8. De voorzieningenrechter is van oordeel dat voldoende aannemelijk is dat verzoeker structureel overlast in het desbetreffende gebied veroorzaakt en dat de vrees dat hij dat in de toekomst weer zal doen voldoende is onderbouwd. Gelet op de problemen van verzoeker, het feit dat hij niet geholpen wil worden (zorgmijder is) en hij geen huisvesting heeft, is de ernstige vrees voor verdere verstoring voor de openbare orde gerechtvaardigd.
Evenredigheid
9. De voorzieningenrechter stelt voorop dat het gebiedsverbod inbreuk maakt op verzoekers bewegingsvrijheid en dat het voor hem een zeer ingrijpende maatregel is.
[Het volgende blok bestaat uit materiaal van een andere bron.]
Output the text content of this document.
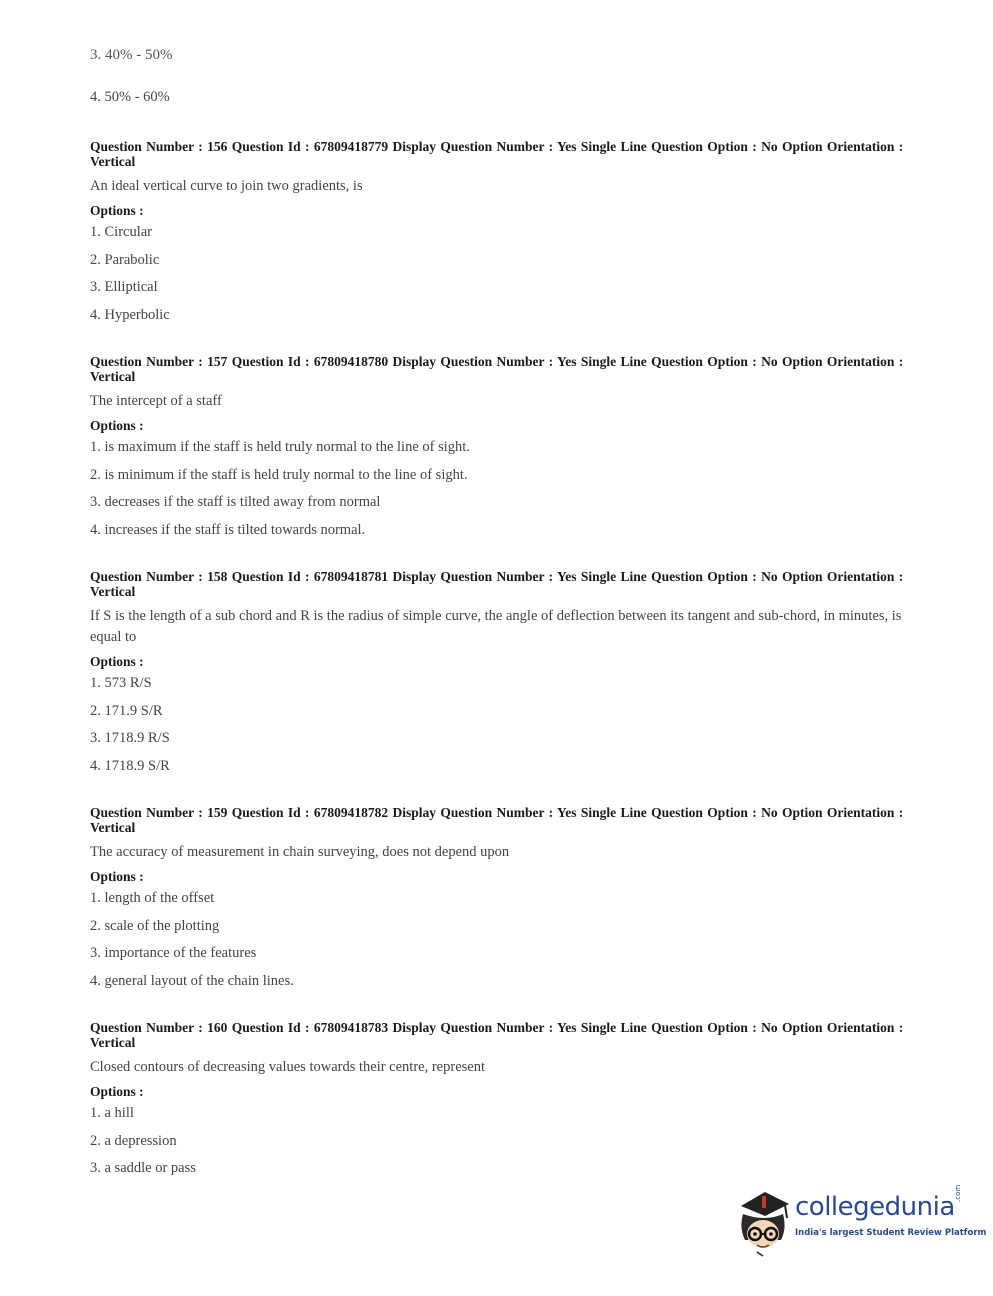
3. 40% - 50%
4. 50% - 60%

Question Number : 156 Question Id : 67809418779 Display Question Number : Yes Single Line Question Option : No Option Orientation : Vertical

An ideal vertical curve to join two gradients, is
Options :
1. Circular
2. Parabolic
3. Elliptical
4. Hyperbolic

Question Number : 157 Question Id : 67809418780 Display Question Number : Yes Single Line Question Option : No Option Orientation : Vertical

The intercept of a staff
Options :
1. is maximum if the staff is held truly normal to the line of sight.
2. is minimum if the staff is held truly normal to the line of sight.
3. decreases if the staff is tilted away from normal
4. increases if the staff is tilted towards normal.

Question Number : 158 Question Id : 67809418781 Display Question Number : Yes Single Line Question Option : No Option Orientation : Vertical

If S is the length of a sub chord and R is the radius of simple curve, the angle of deflection between its tangent and sub-chord, in minutes, is equal to
Options :
1. 573 R/S
2. 171.9 S/R
3. 1718.9 R/S
4. 1718.9 S/R

Question Number : 159 Question Id : 67809418782 Display Question Number : Yes Single Line Question Option : No Option Orientation : Vertical

The accuracy of measurement in chain surveying, does not depend upon
Options :
1. length of the offset
2. scale of the plotting
3. importance of the features
4. general layout of the chain lines.

Question Number : 160 Question Id : 67809418783 Display Question Number : Yes Single Line Question Option : No Option Orientation : Vertical

Closed contours of decreasing values towards their centre, represent
Options :
1. a hill
2. a depression
3. a saddle or pass
collegedunia .com
India's largest Student Review Platform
Maar nu hij ondanks de gebiedsverboden toch voor overlast in het gebied blijft zorgen, kan niet worden volstaan met minder ingrijpende maatregelen. De voorzieningenrechter vindt het gebiedsverbod dan ook evenredig. Daarbij speelt mee dat verzoeker momenteel in de daklozenopvang in Leiden verblijft. Ook staan zijn ouders achter het gebiedsverbod. De voorzieningenrechter spreekt naar verzoeker de hoop uit dat hij zich aan het gebiedsverbod zal houden en hulp accepteert bij het opbouwen van zijn bestaan en het vinden van werk.

Beslissing

De voorzieningenrechter wijst het verzoek om een voorlopige voorziening af.
Deze uitspraak is gedaan door mr. M.M. Meijers, voorzieningenrechter, in aanwezigheid van Y.E. de Loos, griffier. De beslissing is uitgesproken in het openbaar op 20 november 2023.
griffier
voorzieningenrechter
Een afschrift van deze uitspraak is verzonden aan partijen op:

Tegen deze uitspraak staat geen hoger beroep of verzet open.